There is a danger of so-called “Brady violations” when the juvenile case is treated informally and/or the child does not have an attorney who understands the applicable juvenile court rules and laws. The term “Brady violation” refers to the ruling in Brady v. Maryland, 373 U.S. 83 (1963). It requires that the prosecuting attorney turn over any favorable evidence, upon request, to the defendant “where the evidence is material either to guilt or punishment.” A December 29, 2013, Los Angeles Times editorial, Don’t Ignore the Brady Rule: Evidence Must be Shared, warns of an epidemic of Brady violations in criminal courts resulting in successful appeals and cases being sent back to the trial court for retrials.
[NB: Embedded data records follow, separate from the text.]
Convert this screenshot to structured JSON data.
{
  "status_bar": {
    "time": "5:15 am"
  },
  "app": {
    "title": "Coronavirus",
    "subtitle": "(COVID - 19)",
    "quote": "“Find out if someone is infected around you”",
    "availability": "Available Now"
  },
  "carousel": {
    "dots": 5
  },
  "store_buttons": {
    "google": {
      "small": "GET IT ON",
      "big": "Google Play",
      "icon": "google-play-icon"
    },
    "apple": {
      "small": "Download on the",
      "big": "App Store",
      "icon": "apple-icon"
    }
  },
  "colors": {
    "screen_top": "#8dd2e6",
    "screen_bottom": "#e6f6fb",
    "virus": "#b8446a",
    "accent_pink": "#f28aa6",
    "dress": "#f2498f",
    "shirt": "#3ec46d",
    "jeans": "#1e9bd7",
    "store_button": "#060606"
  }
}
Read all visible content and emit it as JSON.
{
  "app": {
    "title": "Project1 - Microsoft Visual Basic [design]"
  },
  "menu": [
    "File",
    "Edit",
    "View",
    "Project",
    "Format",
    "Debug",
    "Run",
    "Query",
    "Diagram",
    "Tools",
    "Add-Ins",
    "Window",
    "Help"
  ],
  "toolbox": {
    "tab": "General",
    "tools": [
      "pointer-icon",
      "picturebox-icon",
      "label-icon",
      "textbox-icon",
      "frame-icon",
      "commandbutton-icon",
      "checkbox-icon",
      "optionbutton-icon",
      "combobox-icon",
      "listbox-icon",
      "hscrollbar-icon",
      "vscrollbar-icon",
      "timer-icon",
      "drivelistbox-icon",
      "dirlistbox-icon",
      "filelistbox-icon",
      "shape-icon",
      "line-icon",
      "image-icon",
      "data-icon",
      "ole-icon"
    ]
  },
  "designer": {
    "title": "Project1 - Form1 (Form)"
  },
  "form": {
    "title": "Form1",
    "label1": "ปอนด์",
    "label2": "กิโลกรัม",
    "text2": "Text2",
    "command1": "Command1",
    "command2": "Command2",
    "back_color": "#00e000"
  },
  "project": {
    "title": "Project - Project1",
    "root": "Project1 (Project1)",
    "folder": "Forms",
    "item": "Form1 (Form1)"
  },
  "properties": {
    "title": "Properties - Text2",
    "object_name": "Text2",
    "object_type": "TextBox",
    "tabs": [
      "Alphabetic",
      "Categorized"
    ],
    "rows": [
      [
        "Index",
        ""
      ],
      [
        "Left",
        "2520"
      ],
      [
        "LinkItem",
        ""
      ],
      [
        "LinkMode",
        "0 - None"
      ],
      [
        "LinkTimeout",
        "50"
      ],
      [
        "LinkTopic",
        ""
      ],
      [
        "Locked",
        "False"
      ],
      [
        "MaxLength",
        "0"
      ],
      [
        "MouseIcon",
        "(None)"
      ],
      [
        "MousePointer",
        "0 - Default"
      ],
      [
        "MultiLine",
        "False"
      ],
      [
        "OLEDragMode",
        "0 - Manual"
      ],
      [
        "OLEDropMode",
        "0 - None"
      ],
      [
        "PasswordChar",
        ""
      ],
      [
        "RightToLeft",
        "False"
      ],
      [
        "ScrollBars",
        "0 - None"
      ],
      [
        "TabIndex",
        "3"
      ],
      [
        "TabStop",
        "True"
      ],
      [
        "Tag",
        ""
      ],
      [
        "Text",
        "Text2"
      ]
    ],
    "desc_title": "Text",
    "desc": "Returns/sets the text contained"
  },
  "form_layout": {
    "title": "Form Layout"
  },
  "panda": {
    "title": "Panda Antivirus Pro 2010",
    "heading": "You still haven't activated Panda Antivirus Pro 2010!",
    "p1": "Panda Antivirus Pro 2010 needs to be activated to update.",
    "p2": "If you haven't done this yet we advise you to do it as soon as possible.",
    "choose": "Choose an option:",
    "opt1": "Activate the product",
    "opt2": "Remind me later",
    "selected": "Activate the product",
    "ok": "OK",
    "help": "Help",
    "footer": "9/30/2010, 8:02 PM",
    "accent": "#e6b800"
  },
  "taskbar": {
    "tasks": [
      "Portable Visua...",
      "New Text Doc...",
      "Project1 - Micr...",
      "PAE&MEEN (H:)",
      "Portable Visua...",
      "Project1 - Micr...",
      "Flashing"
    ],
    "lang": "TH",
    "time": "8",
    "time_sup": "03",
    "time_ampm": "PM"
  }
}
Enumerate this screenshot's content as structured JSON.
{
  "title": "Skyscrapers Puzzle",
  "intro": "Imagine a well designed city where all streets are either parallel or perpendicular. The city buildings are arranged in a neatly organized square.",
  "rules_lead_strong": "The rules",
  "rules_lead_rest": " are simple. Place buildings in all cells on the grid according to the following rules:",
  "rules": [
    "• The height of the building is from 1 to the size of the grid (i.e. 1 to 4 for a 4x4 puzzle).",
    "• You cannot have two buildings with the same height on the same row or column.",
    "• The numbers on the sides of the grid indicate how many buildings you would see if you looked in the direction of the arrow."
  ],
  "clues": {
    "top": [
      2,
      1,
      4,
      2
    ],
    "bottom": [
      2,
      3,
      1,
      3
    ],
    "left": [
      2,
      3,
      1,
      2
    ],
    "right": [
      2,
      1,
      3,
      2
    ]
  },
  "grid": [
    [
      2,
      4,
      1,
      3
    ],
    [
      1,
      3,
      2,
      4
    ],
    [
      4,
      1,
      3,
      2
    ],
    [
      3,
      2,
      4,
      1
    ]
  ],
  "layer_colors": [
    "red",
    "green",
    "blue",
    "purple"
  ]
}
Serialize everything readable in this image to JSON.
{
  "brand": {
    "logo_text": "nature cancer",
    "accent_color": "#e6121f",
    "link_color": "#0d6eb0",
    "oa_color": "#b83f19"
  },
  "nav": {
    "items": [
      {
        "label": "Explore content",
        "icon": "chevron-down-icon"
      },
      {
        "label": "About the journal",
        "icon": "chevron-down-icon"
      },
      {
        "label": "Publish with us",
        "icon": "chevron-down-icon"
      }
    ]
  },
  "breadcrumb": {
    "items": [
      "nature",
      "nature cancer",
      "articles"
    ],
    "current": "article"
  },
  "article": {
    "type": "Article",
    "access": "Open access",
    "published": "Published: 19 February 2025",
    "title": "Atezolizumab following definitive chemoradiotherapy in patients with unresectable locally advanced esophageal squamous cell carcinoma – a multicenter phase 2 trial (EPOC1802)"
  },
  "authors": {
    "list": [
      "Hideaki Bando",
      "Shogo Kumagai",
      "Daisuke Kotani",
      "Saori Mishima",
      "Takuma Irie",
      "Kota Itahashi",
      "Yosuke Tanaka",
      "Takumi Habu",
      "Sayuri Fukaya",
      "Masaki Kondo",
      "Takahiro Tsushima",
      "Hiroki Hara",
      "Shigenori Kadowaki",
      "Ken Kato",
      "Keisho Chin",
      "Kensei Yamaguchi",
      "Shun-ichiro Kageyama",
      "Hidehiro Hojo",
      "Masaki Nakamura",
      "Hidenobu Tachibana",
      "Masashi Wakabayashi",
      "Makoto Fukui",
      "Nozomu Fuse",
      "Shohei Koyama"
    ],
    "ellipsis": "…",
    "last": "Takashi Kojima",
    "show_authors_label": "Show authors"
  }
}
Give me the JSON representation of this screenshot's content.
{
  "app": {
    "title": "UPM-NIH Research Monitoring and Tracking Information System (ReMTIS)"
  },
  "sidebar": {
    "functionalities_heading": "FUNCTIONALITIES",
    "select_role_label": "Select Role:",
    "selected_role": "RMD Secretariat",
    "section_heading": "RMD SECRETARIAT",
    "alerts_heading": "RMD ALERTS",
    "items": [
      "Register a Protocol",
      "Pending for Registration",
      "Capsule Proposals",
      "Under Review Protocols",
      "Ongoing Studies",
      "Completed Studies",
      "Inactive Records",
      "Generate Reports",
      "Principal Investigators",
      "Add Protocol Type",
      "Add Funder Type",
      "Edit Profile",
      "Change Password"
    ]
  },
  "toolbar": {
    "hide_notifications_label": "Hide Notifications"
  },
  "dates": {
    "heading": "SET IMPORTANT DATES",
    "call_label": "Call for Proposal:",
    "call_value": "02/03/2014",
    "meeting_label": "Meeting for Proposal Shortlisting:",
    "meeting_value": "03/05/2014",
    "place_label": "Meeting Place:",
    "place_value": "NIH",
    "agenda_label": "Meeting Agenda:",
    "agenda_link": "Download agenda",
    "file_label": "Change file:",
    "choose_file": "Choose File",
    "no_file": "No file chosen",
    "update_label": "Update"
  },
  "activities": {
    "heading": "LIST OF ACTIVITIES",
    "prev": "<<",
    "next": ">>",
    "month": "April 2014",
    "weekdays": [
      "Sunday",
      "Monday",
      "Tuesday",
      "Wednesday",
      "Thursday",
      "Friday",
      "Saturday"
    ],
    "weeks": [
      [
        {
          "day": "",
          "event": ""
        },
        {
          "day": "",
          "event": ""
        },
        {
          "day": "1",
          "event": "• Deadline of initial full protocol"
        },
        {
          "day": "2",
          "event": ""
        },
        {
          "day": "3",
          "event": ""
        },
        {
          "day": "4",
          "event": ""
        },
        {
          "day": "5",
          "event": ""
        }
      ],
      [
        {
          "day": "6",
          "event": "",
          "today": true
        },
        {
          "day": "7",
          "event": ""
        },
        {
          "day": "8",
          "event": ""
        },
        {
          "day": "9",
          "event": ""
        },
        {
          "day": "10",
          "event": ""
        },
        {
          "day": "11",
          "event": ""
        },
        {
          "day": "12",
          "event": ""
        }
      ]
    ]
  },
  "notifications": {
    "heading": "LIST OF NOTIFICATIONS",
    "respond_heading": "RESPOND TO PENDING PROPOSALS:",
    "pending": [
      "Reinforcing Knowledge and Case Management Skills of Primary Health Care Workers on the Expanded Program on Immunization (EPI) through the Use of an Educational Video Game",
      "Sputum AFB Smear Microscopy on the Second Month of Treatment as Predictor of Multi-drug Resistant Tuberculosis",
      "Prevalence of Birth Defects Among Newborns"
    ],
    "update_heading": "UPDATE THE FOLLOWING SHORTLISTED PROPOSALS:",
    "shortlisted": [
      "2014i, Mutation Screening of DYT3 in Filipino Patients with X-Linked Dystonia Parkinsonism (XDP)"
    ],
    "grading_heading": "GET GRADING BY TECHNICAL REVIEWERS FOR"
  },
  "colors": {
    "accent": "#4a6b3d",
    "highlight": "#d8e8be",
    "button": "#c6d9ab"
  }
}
In a juvenile delinquency case, the law of discovery for criminal cases applies. I.C. 31-32-10-1. Thus, if the child or the child’s attorney files a motion for discovery, the State is required to turn over any qualifying Brady evidence. If no discovery is requested, the prosecuting attorney may not reveal any evidence that is favorable to the defense, and arguably is not required to supply the information. Some examples of Brady evidence drawn from past criminal cases are: (1) information that someone else has confessed to committing the delinquent act or (2) the analysis of fingerprints was inconclusive or matched someone else.
Without knowledge of the evidence, the child or defendant would analyze the likely success or failure at factfinding hearing or trial differently. The child may forego a factfinding hearing completely rather than force the State to prove the case beyond a reasonable doubt, or choose not to pursue a motion to suppress evidence based on the lack of discovery information.